I’ve had a lot of bad luck with the mealybug. Plants that have succumbed to this little white bug include a couple of frangipanis (Araliya), a cane palm, a lime tree, a white rose, and more than one succulent. It’s easy for this pest to go unnoticed because the bug attaches itself to the under-side of the leaves of the plant it attacks. Fortunately, there are a few non-toxic ways to get rid of this creature.
So what is a mealybug and what does it do to your plants?
A mealy bug is a small white spider-like creature that travels on the leaves of plants. The male mealy bug does not have wings, the female does. The male mealy bugs are rarely seen as it’s the females who do most of the damage. What these bugs do is suck out the nutrients and the moisture from plants. When they do this, the bugs also produce a wax like substance which is yellow and sticky. This wax-like stuff promotes fungal growth. Which is another way your plants could suffer.
Now, how will your plants react to this? All the plants that I have had affected by the mealy bug have displayed the same characteristics, so it’s fairly easy to diagnose. Symptoms include stunted growth, yellowing of leaves, rotting flowers (if it’s a fruiting plant, the flowers fail to pollinate successfully), and white fungus on the under-side of leaves. Stunted growth is pretty easy, your plants will fail to grow no matter what you do. No amount of water, compost or sunlight will fix it. This could be the first visible signs that you have mealy bug. Leaves turning yellow and eventually dying and falling is a dead giveaway. Some leaves wither, twist and curl. For example, the frangipani leaves on my plant could grow 4-6 inches long. But when the mealy bug attacked it, the twisted leaves wouldn’t even reach 3 inches.
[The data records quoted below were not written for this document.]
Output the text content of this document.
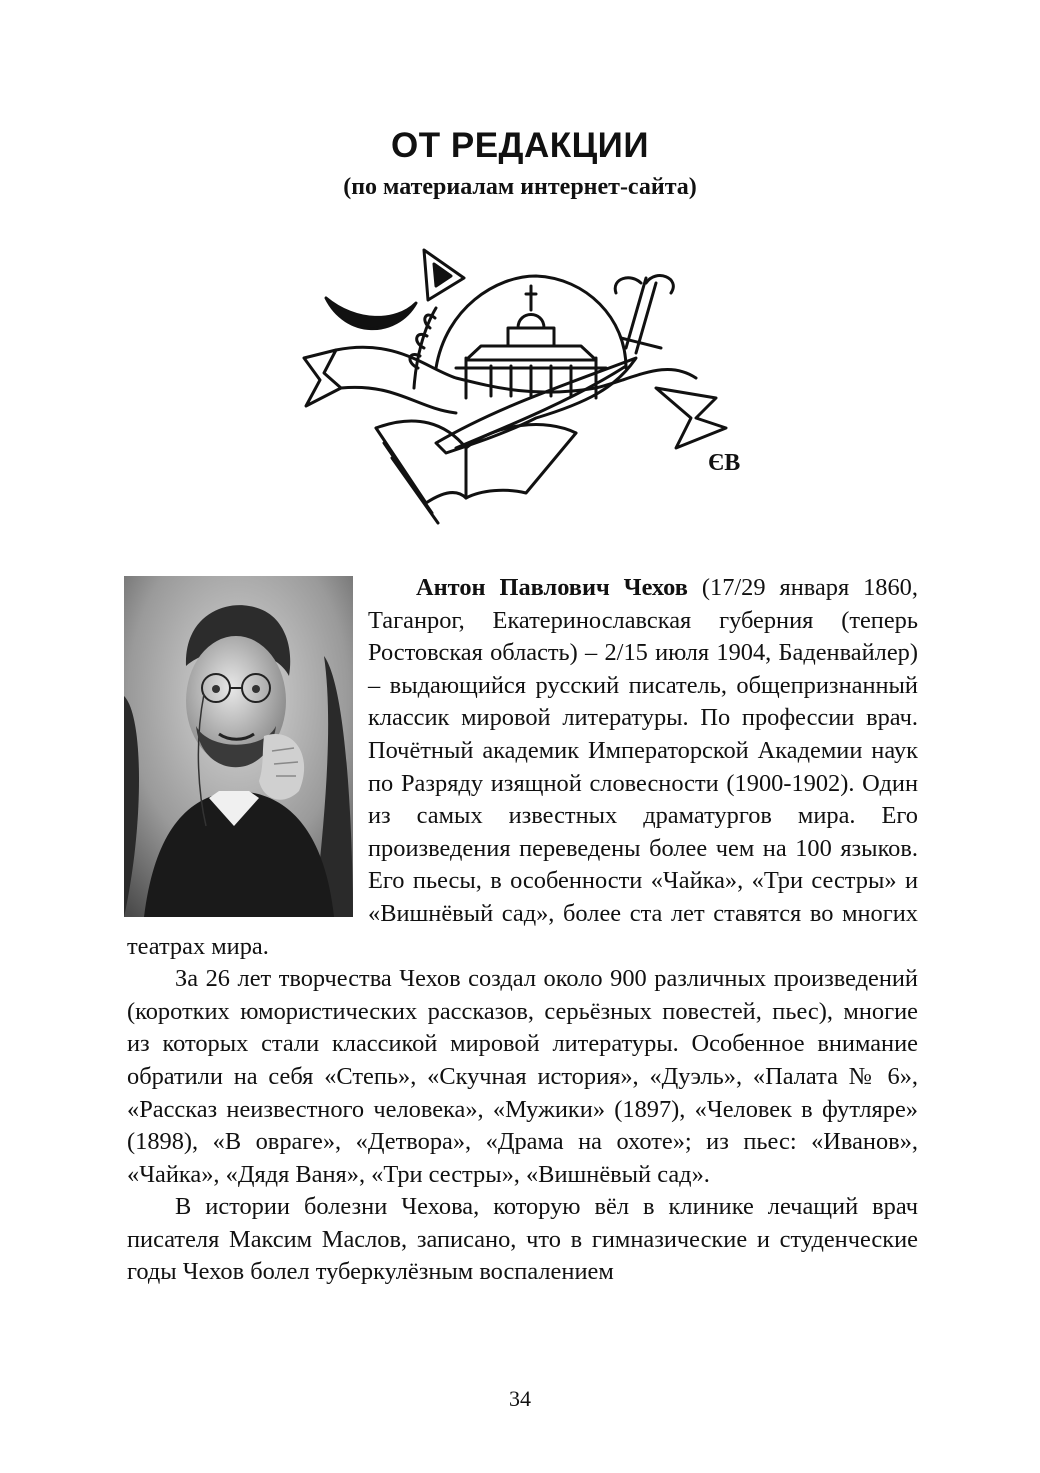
ОТ РЕДАКЦИИ
(по материалам интернет-сайта)
ЄВ

Антон Павлович Чехов (17/29 января 1860, Таганрог, Екатеринославская губерния (теперь Ростовская область) – 2/15 июля 1904, Баденвайлер) – выдающийся русский писатель, общепризнанный классик мировой литературы. По профессии врач. Почётный академик Императорской Академии наук по Разряду изящной словесности (1900-1902). Один из самых известных драматургов мира. Его произведения переведены более чем на 100 языков. Его пьесы, в особенности «Чайка», «Три сестры» и «Вишнёвый сад», более ста лет ставятся во многих театрах мира.

За 26 лет творчества Чехов создал около 900 различных произведений (коротких юмористических рассказов, серьёзных повестей, пьес), многие из которых стали классикой мировой литературы. Особенное внимание обратили на себя «Степь», «Скучная история», «Дуэль», «Палата № 6», «Рассказ неизвестного человека», «Мужики» (1897), «Человек в футляре» (1898), «В овраге», «Детвора», «Драма на охоте»; из пьес: «Иванов», «Чайка», «Дядя Ваня», «Три сестры», «Вишнёвый сад».

В истории болезни Чехова, которую вёл в клинике лечащий врач писателя Максим Маслов, записано, что в гимназические и студенческие годы Чехов болел туберкулёзным воспалением

34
Treating mealybug and an oil-soap application
Now the good stuff – how do you get rid of this vampire? Well, there are some easy fixes and they can be found in your kitchen. Remember the wax they secrete? It acts as a defense against water. That’s why the rain can’t just knock these critters off plants. So what do we use to breakdown oil? Soap! I use a soap water solution and it works perfectly. Additional items you can use in your solution are pepper (toxic to these bugs), garlic (toxic), Panadol (toxic to bugs but helps the immune system of plants…weirdly) and oil. Why do we use oil again when the bug makes its own wax? – think of this solution water, soap, pepper and oil. The soap water breaks down the wax, the pepper poisons the bug and the oil traps it all in and effectively suffocates them. There is no mixing ratio here, but what I would say is it stay away from laundry detergent. I used laundry detergent once and all my leaves went yellow and died off, fortunately the plant survived and a week later the leaves were back and beautiful. Laundry detergent is much too harsh for the leaves. So I use hand wash, shower gel or any dish wash soap.
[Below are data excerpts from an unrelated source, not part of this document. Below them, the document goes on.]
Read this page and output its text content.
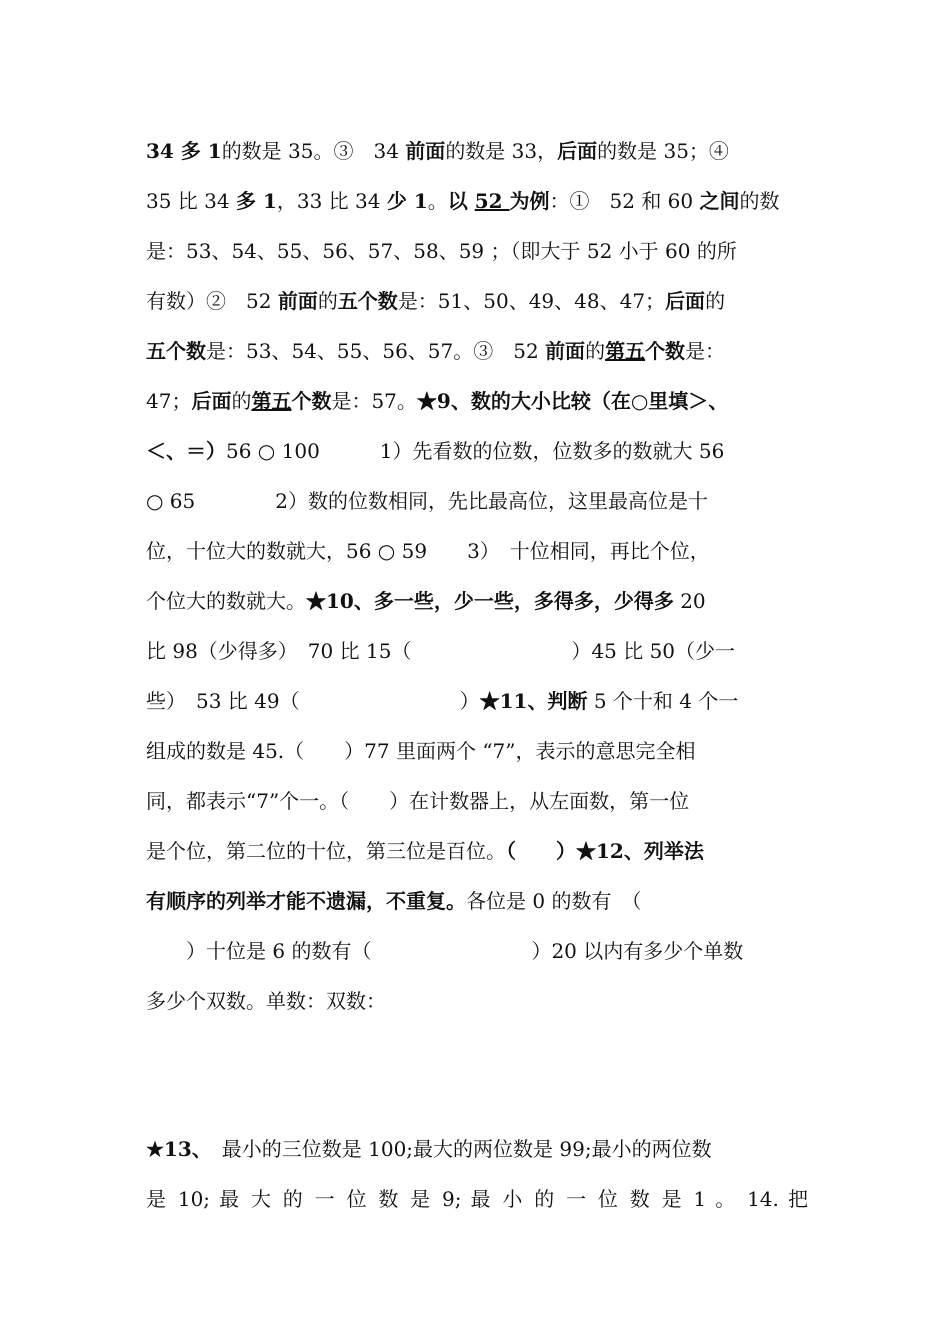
34 多 1的数是 35。③　34 前面的数是 33，后面的数是 35；④
35 比 34 多 1，33 比 34 少 1。以 52 为例：①　52 和 60 之间的数
是：53、54、55、56、57、58、59 ；（即大于 52 小于 60 的所
有数）②　52 前面的五个数是：51、50、49、48、47；后面的
五个数是：53、54、55、56、57。③　52 前面的第五个数是：
47；后面的第五个数是：57。★9、数的大小比较（在○里填＞、
＜、＝）56 ○ 100　　　1）先看数的位数，位数多的数就大 56
○ 65　　　　2）数的位数相同，先比最高位，这里最高位是十
位，十位大的数就大，56 ○ 59　　3）　十位相同，再比个位，
个位大的数就大。★10、多一些，少一些，多得多，少得多 20
比 98（少得多）　70 比 15（　　　　　　　　）45 比 50（少一
些）　53 比 49（　　　　　　　　）★11、判断 5 个十和 4 个一
组成的数是 45.（　　）77 里面两个 “7”，表示的意思完全相
同，都表示“7”个一。（　　）在计数器上，从左面数，第一位
是个位，第二位的十位，第三位是百位。（　　）★12、列举法
有顺序的列举才能不遗漏，不重复。各位是 0 的数有　（
　　）十位是 6 的数有（　　　　　　　　）20 以内有多少个单数
多少个双数。单数：双数：
★13、　最小的三位数是 100;最大的两位数是 99;最小的两位数
是 10; 最 大 的 一 位 数 是 9; 最 小 的 一 位 数 是 1 。 14. 把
Simple. However, the real problem is the eggs They hatch 10 days after being laid. So if you spray your plants with soap solution once and forget about it, 2 weeks later they will be back (read in Schwarzenegger terminator voice). So what I do is spray the plants once a week, just to be safe and it’s worked so far. When the situation is under control you can cut it down to once a fortnight.
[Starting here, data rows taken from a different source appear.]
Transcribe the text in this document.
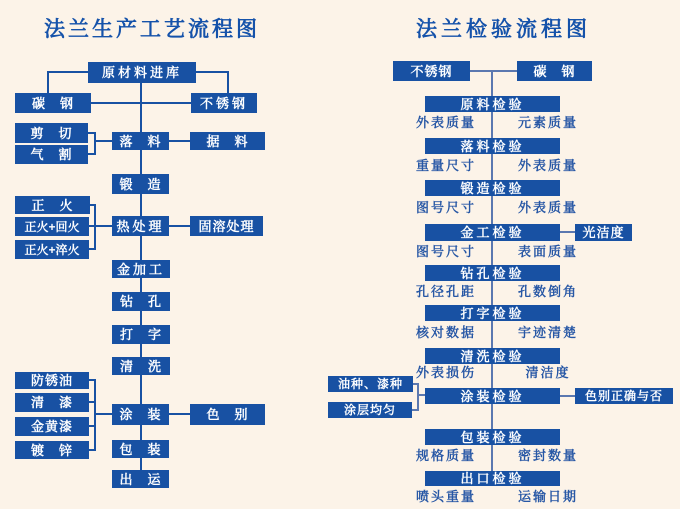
法兰生产工艺流程图
原材料进库
碳　钢	不锈钢
剪　切
气　割
落　料	据　料
锻　造
正　火
正火+回火
正火+淬火
热处理	固溶处理
金加工
钻　孔
打　字
清　洗
防锈油
清　漆
金黄漆
镀　锌
涂　装	色　别
包　装
出　运
法兰检验流程图
不锈钢	碳　钢
原料检验
外表质量	元素质量
落料检验
重量尺寸	外表质量
锻造检验
图号尺寸	外表质量
金工检验	光洁度
图号尺寸	表面质量
钻孔检验
孔径孔距	孔数倒角
打字检验
核对数据	宇迹清楚
清洗检验
外表损伤	清洁度
油种、漆种
涂层均匀
涂装检验	色别正确与否
包装检验
规格质量	密封数量
出口检验
喷头重量	运输日期
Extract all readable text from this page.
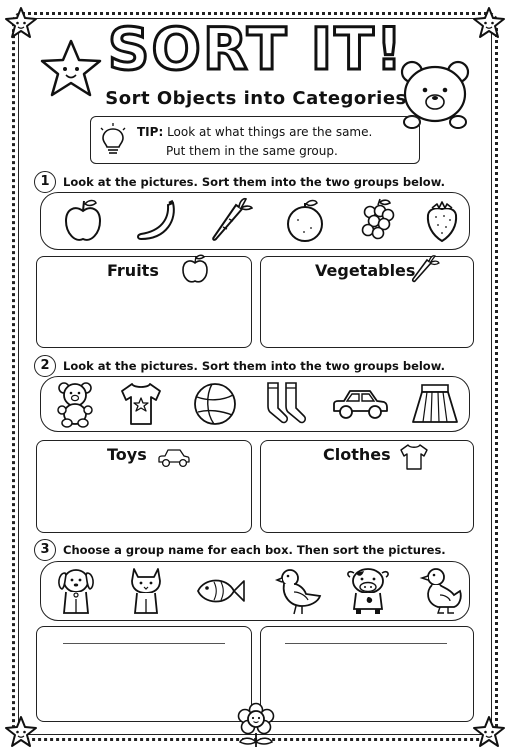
SORT IT!
Sort Objects into Categories
TIP: Look at what things are the same.
Put them in the same group.
1	Look at the pictures. Sort them into the two groups below.
Fruits	Vegetables
2	Look at the pictures. Sort them into the two groups below.
Toys	Clothes
3	Choose a group name for each box. Then sort the pictures.
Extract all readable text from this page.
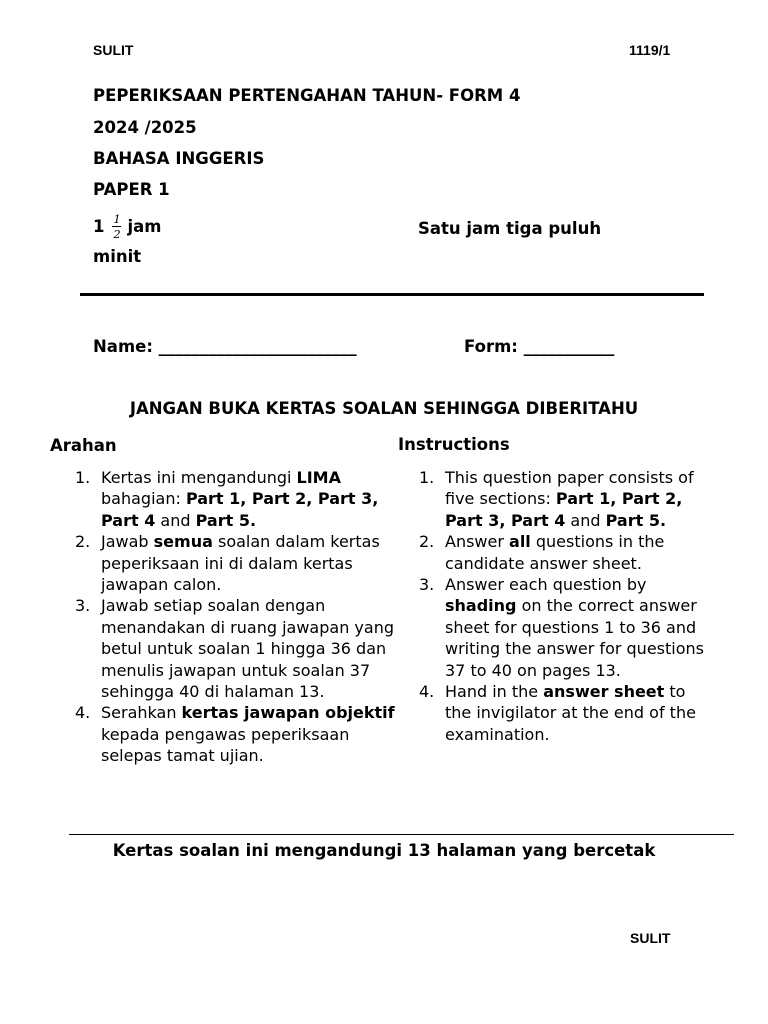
SULIT	1119/1
PEPERIKSAAN PERTENGAHAN TAHUN- FORM 4
2024 /2025
BAHASA INGGERIS
PAPER 1
$1 \frac{1}{2}$ jam	Satu jam tiga puluh
minit
Name: ________________________	Form: ___________
JANGAN BUKA KERTAS SOALAN SEHINGGA DIBERITAHU
Arahan
1. Kertas ini mengandungi LIMA bahagian: Part 1, Part 2, Part 3, Part 4 and Part 5.
2. Jawab semua soalan dalam kertas peperiksaan ini di dalam kertas jawapan calon.
3. Jawab setiap soalan dengan menandakan di ruang jawapan yang betul untuk soalan 1 hingga 36 dan menulis jawapan untuk soalan 37 sehingga 40 di halaman 13.
4. Serahkan kertas jawapan objektif kepada pengawas peperiksaan selepas tamat ujian.
Instructions
1. This question paper consists of five sections: Part 1, Part 2, Part 3, Part 4 and Part 5.
2. Answer all questions in the candidate answer sheet.
3. Answer each question by shading on the correct answer sheet for questions 1 to 36 and writing the answer for questions 37 to 40 on pages 13.
4. Hand in the answer sheet to the invigilator at the end of the examination.
Kertas soalan ini mengandungi 13 halaman yang bercetak
SULIT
How do I spray the solution on the plants? Is there a specific method to do it? – I am glad you asked. I mentioned before the mealy bug likes to hang out on the under-side of the plant. They also travel up and down the juicy new shoots that come up from the soil. So when you do spray the solution, really get the under-side of the leaves soaking wet, treat the trunk, branches and the top soil the same way. Oh yes, spray the top soil as well. This will stop eggs or new hatchlings that have fallen on to the top soil from coming up to the leaves.
So there you go, what a mealy bug is, what it does to a plant, how you can diagnose your plants, and how to get rid of them. Hopefully this helps you to control one of the most destructive indoor plant bugs.